TABLE 1.
Interaction of mutant ɛ subunits with Pol III core subunits α and θ as determined in the yeast two-hybrid assaya
| dnaQ allele or deletion | β-Gal activityb for the following interaction:
|
|
|---|---|---|
| α-ɛ | θ-ɛ | |
| Vectors only | 0.001 ± 0.001 | 0.001 ± 0.001 |
| dnaQ+ | 0.052 ± 0.032 | 37 ± 9 |
| mutD5 | 0.030 ± 0.009 | 46 ± 18 |
| dnaQ49 | 0.001 ± 0.001 | 0.015 ± 0.005 |
| dnaQ991 | 0.001 ± 0.001 | 48 ± 5 |
| NΔ186 | 0.098 ± 0.047 | 0.001 ± 0.001 |
Yeast transformants carrying pGBT9-2-dnaQ and either pGAD424-holE or pGAD424-dnaE were grown as described by Jonczyk et al. (8). β-Galactosidase (β-Gal) assays were performed with extracts at 30°C according to the method of Rose et al. (19), including correction for spontaneous o-nitrophenyl-β-d-galactopyranoside (ONPG) hydrolysis under the given experimental conditions.
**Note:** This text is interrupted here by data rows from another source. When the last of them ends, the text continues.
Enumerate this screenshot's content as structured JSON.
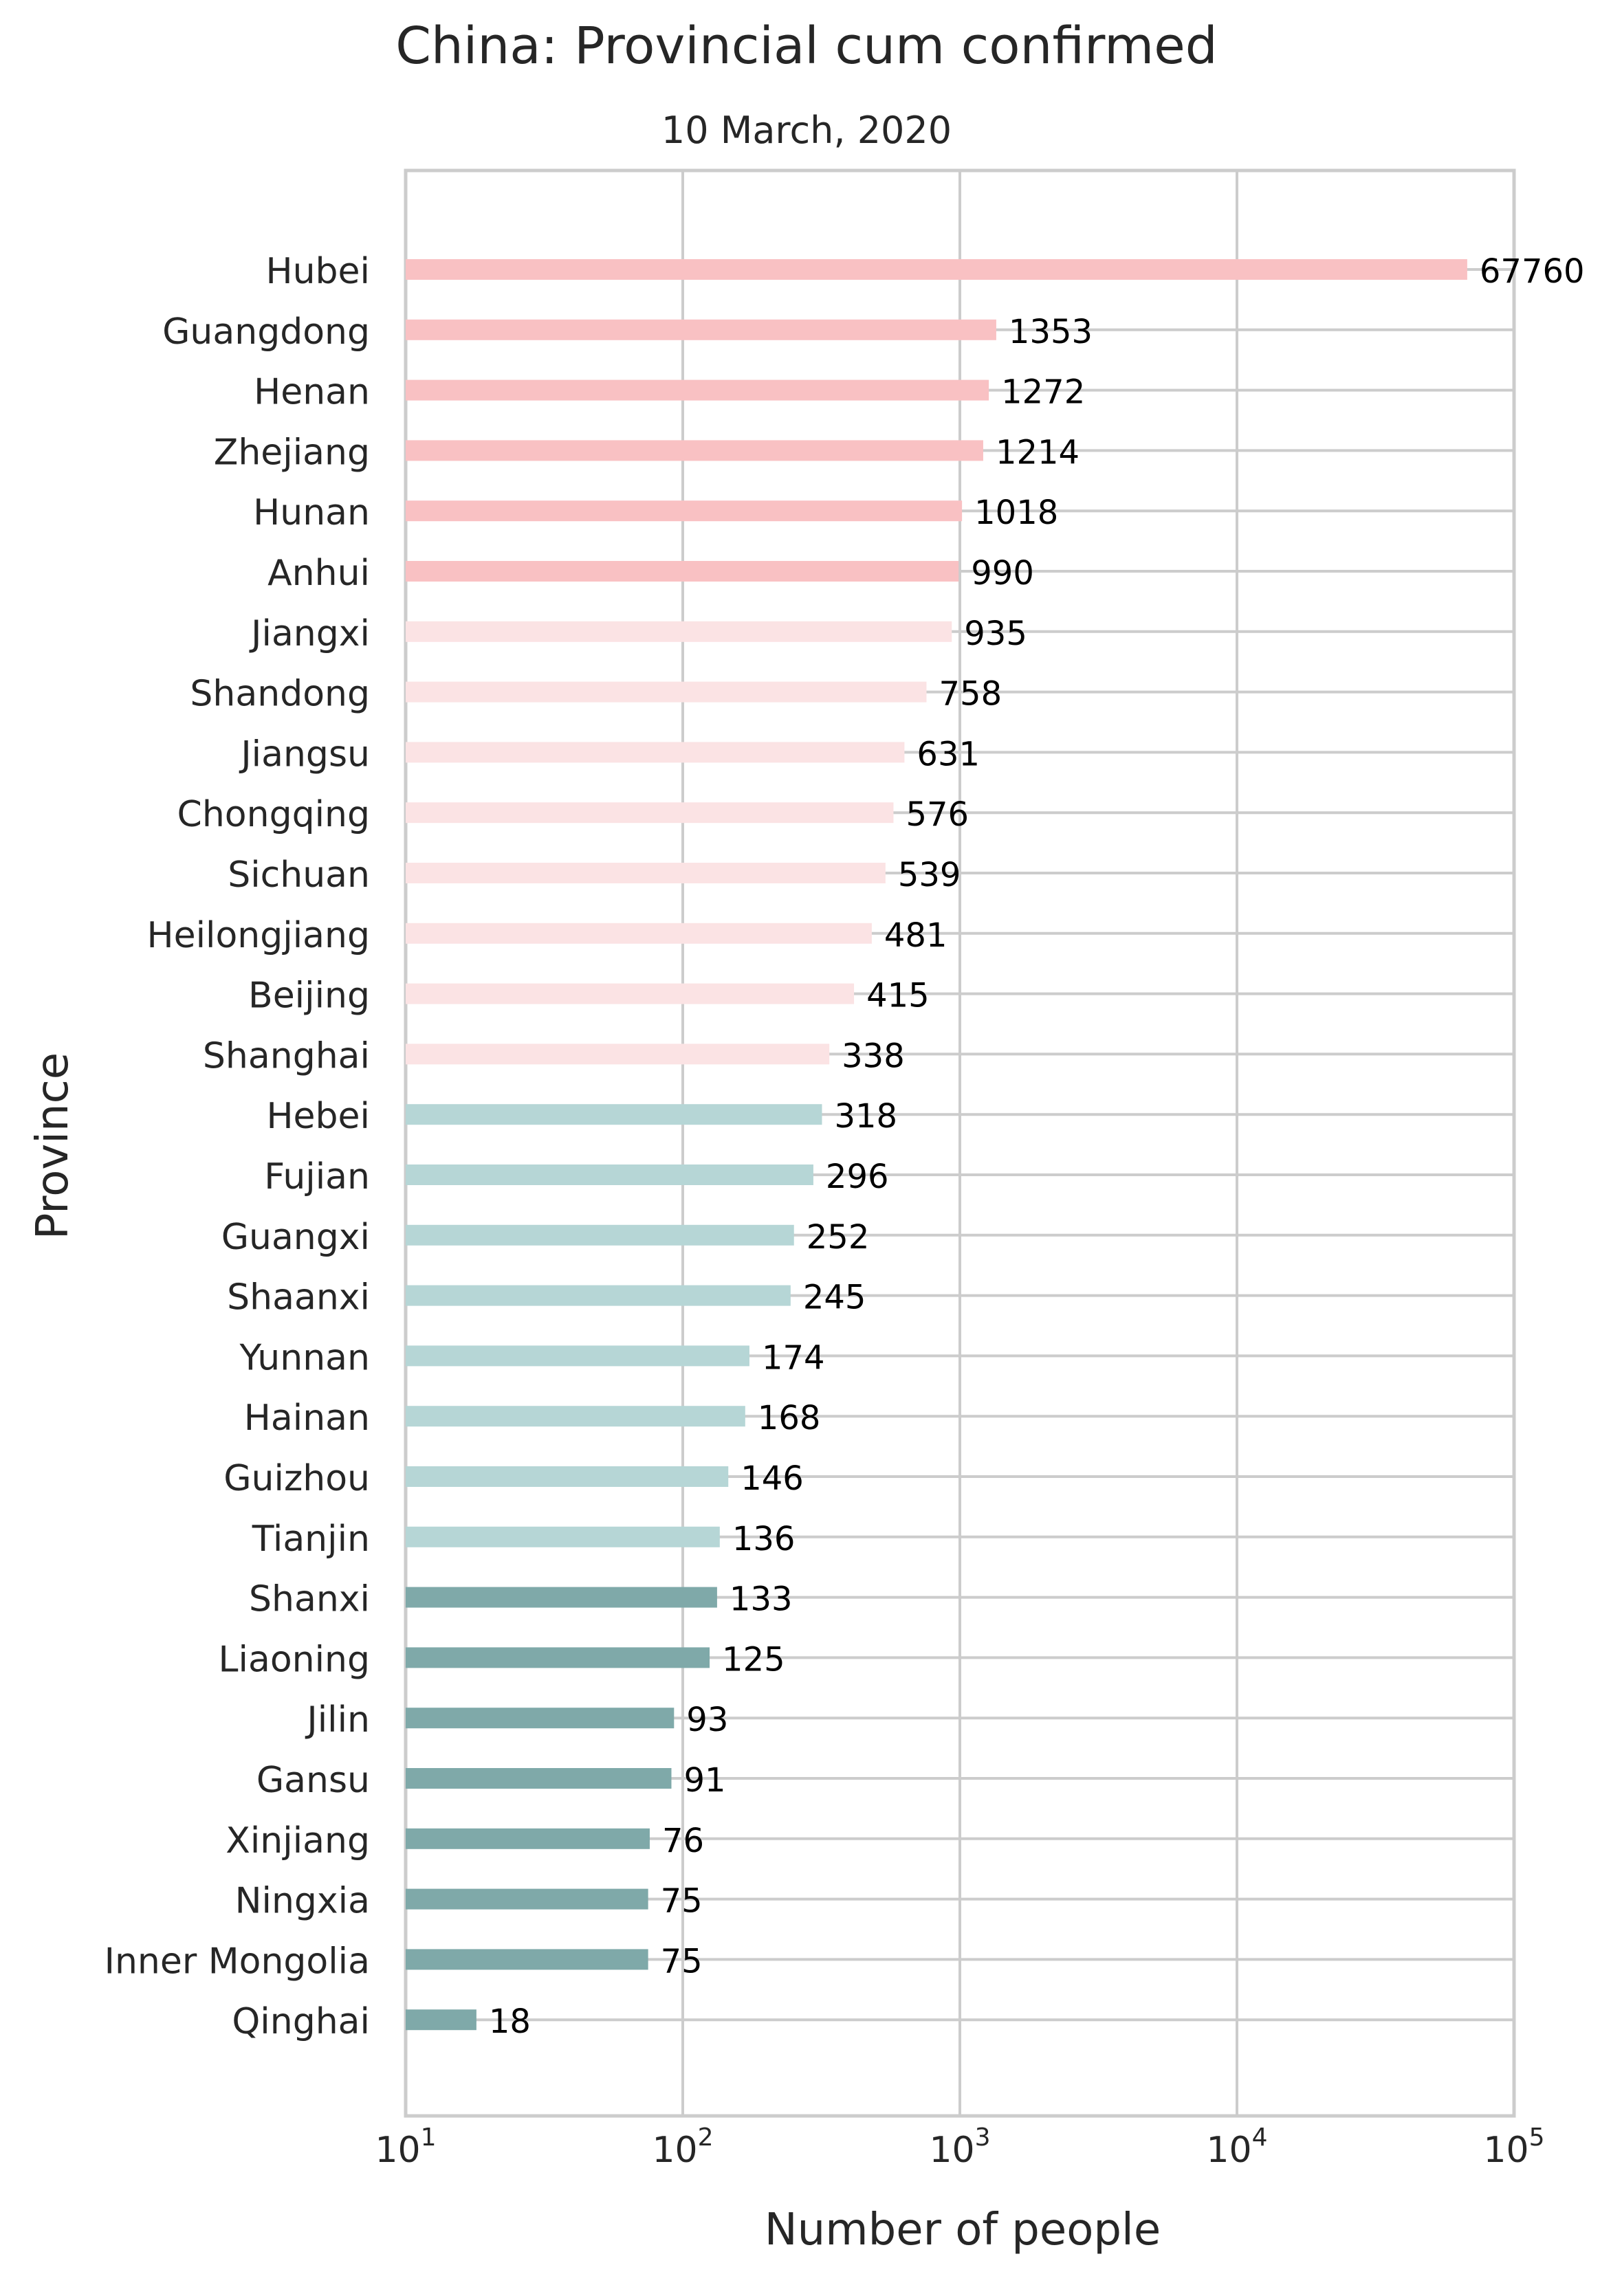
{
  "chart_data": {
    "type": "bar",
    "orientation": "horizontal",
    "title": "China: Provincial cum confirmed",
    "subtitle": "10 March, 2020",
    "xlabel": "Number of people",
    "ylabel": "Province",
    "xscale": "log",
    "xlim": [
      10,
      100000
    ],
    "xticks": [
      {
        "value": 10,
        "base": "10",
        "exp": "1"
      },
      {
        "value": 100,
        "base": "10",
        "exp": "2"
      },
      {
        "value": 1000,
        "base": "10",
        "exp": "3"
      },
      {
        "value": 10000,
        "base": "10",
        "exp": "4"
      },
      {
        "value": 100000,
        "base": "10",
        "exp": "5"
      }
    ],
    "grid": true,
    "colors": {
      "group1": "#f9c1c3",
      "group2": "#fbe3e4",
      "group3": "#b6d6d6",
      "group4": "#7fa9a9",
      "grid": "#cccccc",
      "label": "#000000",
      "text": "#262626"
    },
    "categories": [
      "Hubei",
      "Guangdong",
      "Henan",
      "Zhejiang",
      "Hunan",
      "Anhui",
      "Jiangxi",
      "Shandong",
      "Jiangsu",
      "Chongqing",
      "Sichuan",
      "Heilongjiang",
      "Beijing",
      "Shanghai",
      "Hebei",
      "Fujian",
      "Guangxi",
      "Shaanxi",
      "Yunnan",
      "Hainan",
      "Guizhou",
      "Tianjin",
      "Shanxi",
      "Liaoning",
      "Jilin",
      "Gansu",
      "Xinjiang",
      "Ningxia",
      "Inner Mongolia",
      "Qinghai"
    ],
    "values": [
      67760,
      1353,
      1272,
      1214,
      1018,
      990,
      935,
      758,
      631,
      576,
      539,
      481,
      415,
      338,
      318,
      296,
      252,
      245,
      174,
      168,
      146,
      136,
      133,
      125,
      93,
      91,
      76,
      75,
      75,
      18
    ],
    "value_labels": [
      "67760",
      "1353",
      "1272",
      "1214",
      "1018",
      "990",
      "935",
      "758",
      "631",
      "576",
      "539",
      "481",
      "415",
      "338",
      "318",
      "296",
      "252",
      "245",
      "174",
      "168",
      "146",
      "136",
      "133",
      "125",
      "93",
      "91",
      "76",
      "75",
      "75",
      "18"
    ],
    "color_groups": [
      1,
      1,
      1,
      1,
      1,
      1,
      2,
      2,
      2,
      2,
      2,
      2,
      2,
      2,
      3,
      3,
      3,
      3,
      3,
      3,
      3,
      3,
      4,
      4,
      4,
      4,
      4,
      4,
      4,
      4
    ]
  }
}
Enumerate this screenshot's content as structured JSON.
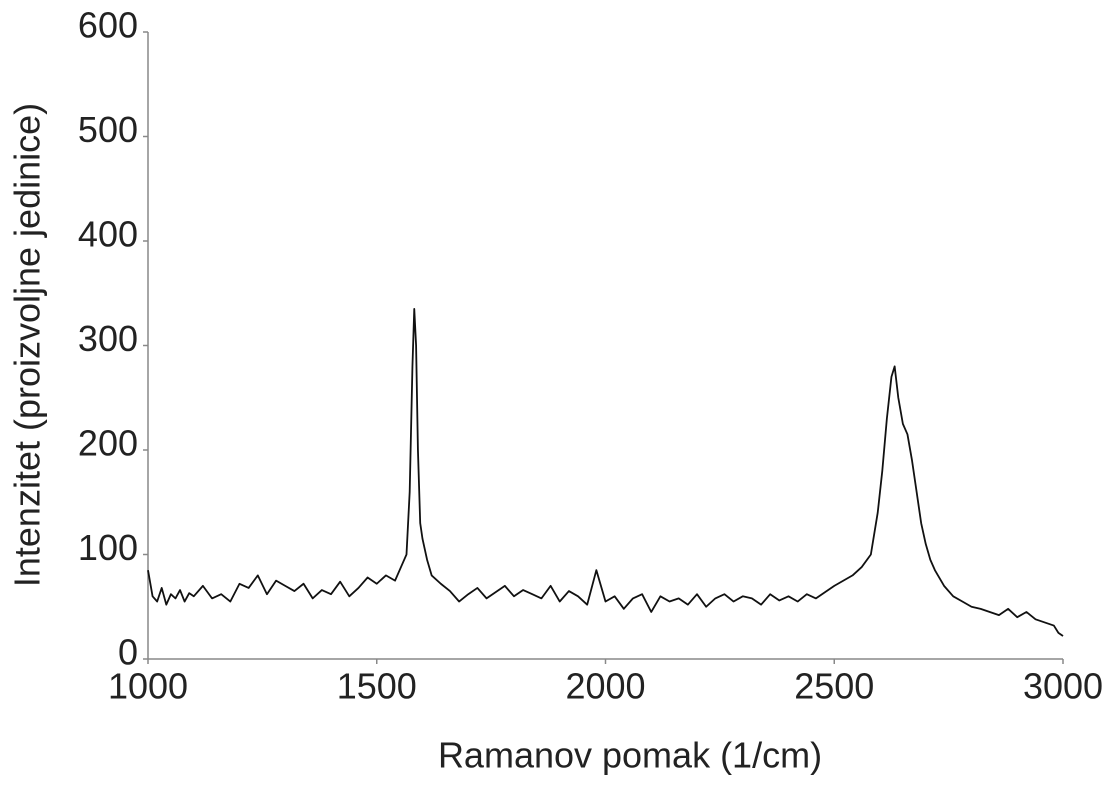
{
  "chart_data": {
    "type": "line",
    "y_label": "Intenzitet (proizvoljne jedinice)",
    "x_label": "Ramanov pomak (1/cm)",
    "color": "#111111",
    "xlim": [
      1000,
      3000
    ],
    "xticks": [
      1000,
      1500,
      2000,
      2500,
      3000
    ],
    "ylim": [
      0,
      600
    ],
    "yticks": [
      0,
      100,
      200,
      300,
      400,
      500,
      600
    ],
    "grid": false,
    "x": [
      1000,
      1010,
      1020,
      1030,
      1040,
      1050,
      1060,
      1070,
      1080,
      1090,
      1100,
      1120,
      1140,
      1160,
      1180,
      1200,
      1220,
      1240,
      1260,
      1280,
      1300,
      1320,
      1340,
      1360,
      1380,
      1400,
      1420,
      1440,
      1460,
      1480,
      1500,
      1520,
      1540,
      1555,
      1565,
      1572,
      1578,
      1582,
      1586,
      1590,
      1595,
      1600,
      1610,
      1620,
      1640,
      1660,
      1680,
      1700,
      1720,
      1740,
      1760,
      1780,
      1800,
      1820,
      1840,
      1860,
      1880,
      1900,
      1920,
      1940,
      1960,
      1980,
      2000,
      2020,
      2040,
      2060,
      2080,
      2100,
      2120,
      2140,
      2160,
      2180,
      2200,
      2220,
      2240,
      2260,
      2280,
      2300,
      2320,
      2340,
      2360,
      2380,
      2400,
      2420,
      2440,
      2460,
      2480,
      2500,
      2520,
      2540,
      2560,
      2580,
      2595,
      2605,
      2615,
      2625,
      2632,
      2640,
      2650,
      2660,
      2670,
      2680,
      2690,
      2700,
      2710,
      2720,
      2740,
      2760,
      2780,
      2800,
      2820,
      2840,
      2860,
      2880,
      2900,
      2920,
      2940,
      2960,
      2980,
      2990,
      3000
    ],
    "values": [
      85,
      60,
      55,
      68,
      52,
      62,
      58,
      66,
      55,
      63,
      60,
      70,
      58,
      62,
      55,
      72,
      68,
      80,
      62,
      75,
      70,
      65,
      72,
      58,
      66,
      62,
      74,
      60,
      68,
      78,
      72,
      80,
      75,
      90,
      100,
      160,
      280,
      335,
      300,
      200,
      130,
      115,
      95,
      80,
      72,
      65,
      55,
      62,
      68,
      58,
      64,
      70,
      60,
      66,
      62,
      58,
      70,
      55,
      65,
      60,
      52,
      85,
      55,
      60,
      48,
      58,
      62,
      45,
      60,
      55,
      58,
      52,
      62,
      50,
      58,
      62,
      55,
      60,
      58,
      52,
      62,
      56,
      60,
      55,
      62,
      58,
      64,
      70,
      75,
      80,
      88,
      100,
      140,
      180,
      230,
      270,
      280,
      250,
      225,
      215,
      190,
      160,
      130,
      110,
      95,
      85,
      70,
      60,
      55,
      50,
      48,
      45,
      42,
      48,
      40,
      45,
      38,
      35,
      32,
      25,
      22
    ]
  }
}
Each value represents the average (± standard deviation) for three independent transformants, each analyzed in triplicate. Similar results were obtained in several repeated experiments.
Expressed in units (amount of ONPG hydrolyzed per minute), calculated as (1,000 × OD420)/(OD600 × volume assayed × time), where OD420 and OD600 are the optical densities at 420 and 600 nm, respectively, volume is measured in milliliters, and time is measured in minutes.